Earlier this week I had a good bit of writing I needed to do. But first I had other things to take care of: Putting the laundry in. A scheduled Zoom meeting. Responding to emails. Finally I had cleared out the obstacles to working on my book, and then … the grocery delivery arrived, and needed to be put away.
That was the last straw. I was so mad that I kept being blocked from getting to my writing as the hours ticked by. I silently swore to myself as I wiped down the groceries (a COVID precaution) and made room for them in the refrigerator.
I knew it made no sense to be mad about having to put away food—poor me, with plenty to eat—much less to complain when they had been delivered to my doorstep during the pandemic.
But I had such a clear idea in mind of what should be happening, and the day was totally getting it wrong. I’m supposed to be writing, I thought to myself. What are all these stupid obstacles doing in my way?
I was telling myself a story not only about how my day was supposed to go, but about my ability to be content when things turned out differently. Implicit in my frustration was the belief that I couldn’t be okay until my circumstances changed.
In my practice as a clinical psychologist I call this belief Outsourcing Happiness. It’s a type of thinking error in which we believe that something outside of ourselves is responsible for our well-being. But as the Roman emperor and Stoic philosopher Marcus Aurelius wrote nearly two thousand years ago, “Disturbance comes only from within—from our own perceptions.”
Treasuring Our Peace of Mind
I’m often amazed at how willingly I give up my ease and contentment. I know that embracing the moment is always an option, but sometimes like this week I say, “Nope. I’m not going to do it.”
I knew at the time that I was outsourcing my happiness and that I had some choice in the matter. I knew the quotes from the Stoics and the value of mindful presence, of releasing resistance to what is. And still I persisted.
Why don’t we value our peace of mind in these moments, when it’s right there for the taking? When we burn our hand on a stove, we reflexively withdraw from the physical pain.
And yet it’s often so different in our emotional lives. It’s almost like we seek out an emotional “hot stove,” place our hand on it, and then leave it there in spite of the pain.
A friend of mine once said to me, “Being miserable is easy. It’s hard work being happy.” He is someone who has survived major traumas as well as a midlife career loss, and yet he manages to bring light into the world.
Each of us has the power to do the same. We can decide to stop resisting the life that we have, as if it’s an obstacle to our “real life.” No matter how many times we’ve surrendered our joy, we can make a different choice.
We can choose to smile slightly, open to the moment before us, and realize that this is what’s happening. And in that moment we can discover gratitude.
Gratitude as Presence
I don’t mean gratitude as an emotion. We might feel grateful, but it’s more than a feeling.
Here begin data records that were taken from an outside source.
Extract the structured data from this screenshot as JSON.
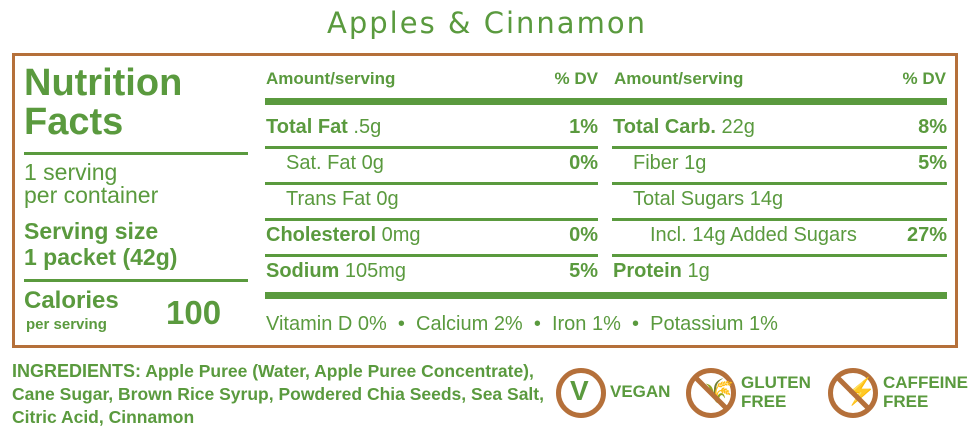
{
  "title": "Apples & Cinnamon",
  "left": {
    "heading1": "Nutrition",
    "heading2": "Facts",
    "servings1": "1 serving",
    "servings2": "per container",
    "serving_size_label": "Serving size",
    "serving_size_value": "1 packet (42g)",
    "calories_label": "Calories",
    "calories_sub": "per serving",
    "calories_value": "100"
  },
  "headers": {
    "amount": "Amount/serving",
    "dv": "% DV"
  },
  "left_rows": [
    {
      "name": "Total Fat",
      "value": ".5g",
      "dv": "1%",
      "bold": true
    },
    {
      "name": "Sat. Fat",
      "value": "0g",
      "dv": "0%",
      "bold": false
    },
    {
      "name": "Trans Fat",
      "value": "0g",
      "dv": "",
      "bold": false
    },
    {
      "name": "Cholesterol",
      "value": "0mg",
      "dv": "0%",
      "bold": true
    },
    {
      "name": "Sodium",
      "value": "105mg",
      "dv": "5%",
      "bold": true
    }
  ],
  "right_rows": [
    {
      "name": "Total Carb.",
      "value": "22g",
      "dv": "8%",
      "bold": true
    },
    {
      "name": "Fiber",
      "value": "1g",
      "dv": "5%",
      "bold": false
    },
    {
      "name": "Total Sugars",
      "value": "14g",
      "dv": "",
      "bold": false
    },
    {
      "name": "Incl. 14g Added Sugars",
      "value": "",
      "dv": "27%",
      "bold": false
    },
    {
      "name": "Protein",
      "value": "1g",
      "dv": "",
      "bold": true
    }
  ],
  "vitamins": "Vitamin D 0%  •  Calcium 2%  •  Iron 1%  •  Potassium 1%",
  "ingredients": {
    "label": "INGREDIENTS:",
    "text": " Apple Puree (Water, Apple Puree Concentrate), Cane Sugar, Brown Rice Syrup, Powdered Chia Seeds, Sea Salt, Citric Acid, Cinnamon"
  },
  "badges": [
    {
      "icon": "vegan-icon",
      "line1": "VEGAN",
      "line2": ""
    },
    {
      "icon": "gluten-free-icon",
      "line1": "GLUTEN",
      "line2": "FREE"
    },
    {
      "icon": "caffeine-free-icon",
      "line1": "CAFFEINE",
      "line2": "FREE"
    }
  ],
  "colors": {
    "green": "#5a9a3e",
    "brown": "#b5703a"
  }
}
Gratitude is receiving whatever the universe puts before us. It’s like being a dinner guest at someone’s house. When they serve us, we don’t say, “Seriously, chicken? I was really expecting salmon.” We eat what’s put before us.
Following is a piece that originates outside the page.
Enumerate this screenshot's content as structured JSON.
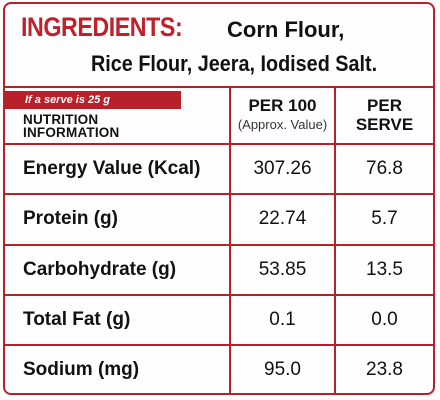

Speaking of eating, I did have to admit that the groceries were lovely. The heavy head of cauliflower. The dark green dandelion greens. The red and yellow nectarines. It felt like a voice within me was saying, “See—it’s not that bad, is it? What’s the real problem here?”
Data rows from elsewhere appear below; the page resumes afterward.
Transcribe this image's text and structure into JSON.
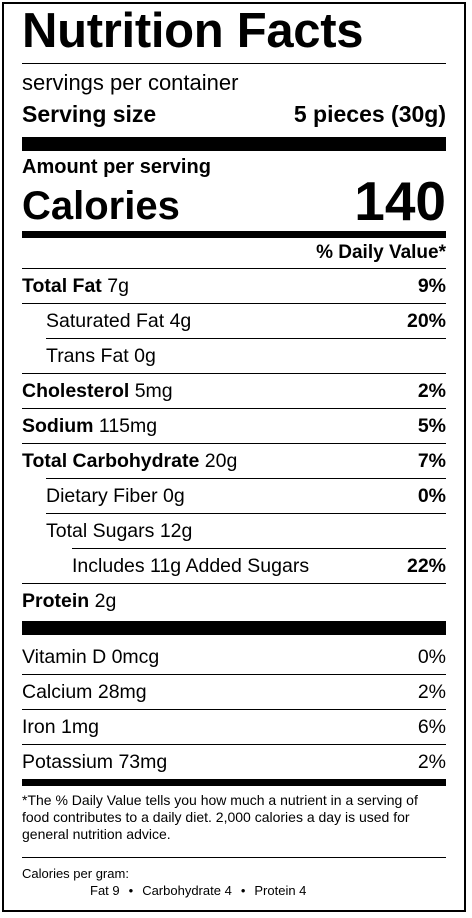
{
  "title": "Nutrition Facts",
  "servings_per_container": "servings per container",
  "serving_size": {
    "label": "Serving size",
    "value": "5 pieces (30g)"
  },
  "amount_per_serving": "Amount per serving",
  "calories": {
    "label": "Calories",
    "value": "140"
  },
  "daily_value_header": "% Daily Value*",
  "nutrients": [
    {
      "label": "Total Fat",
      "amount": "7g",
      "dv": "9%"
    },
    {
      "label": "Saturated Fat",
      "amount": "4g",
      "dv": "20%"
    },
    {
      "label": "Trans Fat",
      "amount": "0g",
      "dv": ""
    },
    {
      "label": "Cholesterol",
      "amount": "5mg",
      "dv": "2%"
    },
    {
      "label": "Sodium",
      "amount": "115mg",
      "dv": "5%"
    },
    {
      "label": "Total Carbohydrate",
      "amount": "20g",
      "dv": "7%"
    },
    {
      "label": "Dietary Fiber",
      "amount": "0g",
      "dv": "0%"
    },
    {
      "label": "Total Sugars",
      "amount": "12g",
      "dv": ""
    },
    {
      "label": "Includes 11g Added Sugars",
      "amount": "",
      "dv": "22%"
    },
    {
      "label": "Protein",
      "amount": "2g",
      "dv": ""
    }
  ],
  "vitamins": [
    {
      "label": "Vitamin D 0mcg",
      "dv": "0%"
    },
    {
      "label": "Calcium 28mg",
      "dv": "2%"
    },
    {
      "label": "Iron 1mg",
      "dv": "6%"
    },
    {
      "label": "Potassium 73mg",
      "dv": "2%"
    }
  ],
  "footnote": "*The % Daily Value tells you how much a nutrient in a serving of food contributes to a daily diet. 2,000 calories a day is used for general nutrition advice.",
  "calories_per_gram": {
    "label": "Calories per gram:",
    "fat": "Fat 9",
    "carbohydrate": "Carbohydrate 4",
    "protein": "Protein 4",
    "separator": "•"
  }
}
In truth there was nothing the matter. It was a perfectly fine moment. I had no real complaint with life as it presented itself. Only with my insistence that it should be otherwise. I felt my resistance begin to soften.
Giving up our resistance to reality is more than a feel-good hack. It’s the simplest way to find spiritual connection, to our own spirit and to the ultimate spirit. That’s not to say it’s easy, as I know from so many experiences. But being receptive to life as it unfolds is the biggest step we can take to guard our hearts and minds.
When you notice you’re leaving a place of contentment today, ask yourself if it’s unavoidable. You almost certainly will have some choice in the matter. Notice the story the mind is telling. Can you open to what’s before you and guard your peace of mind?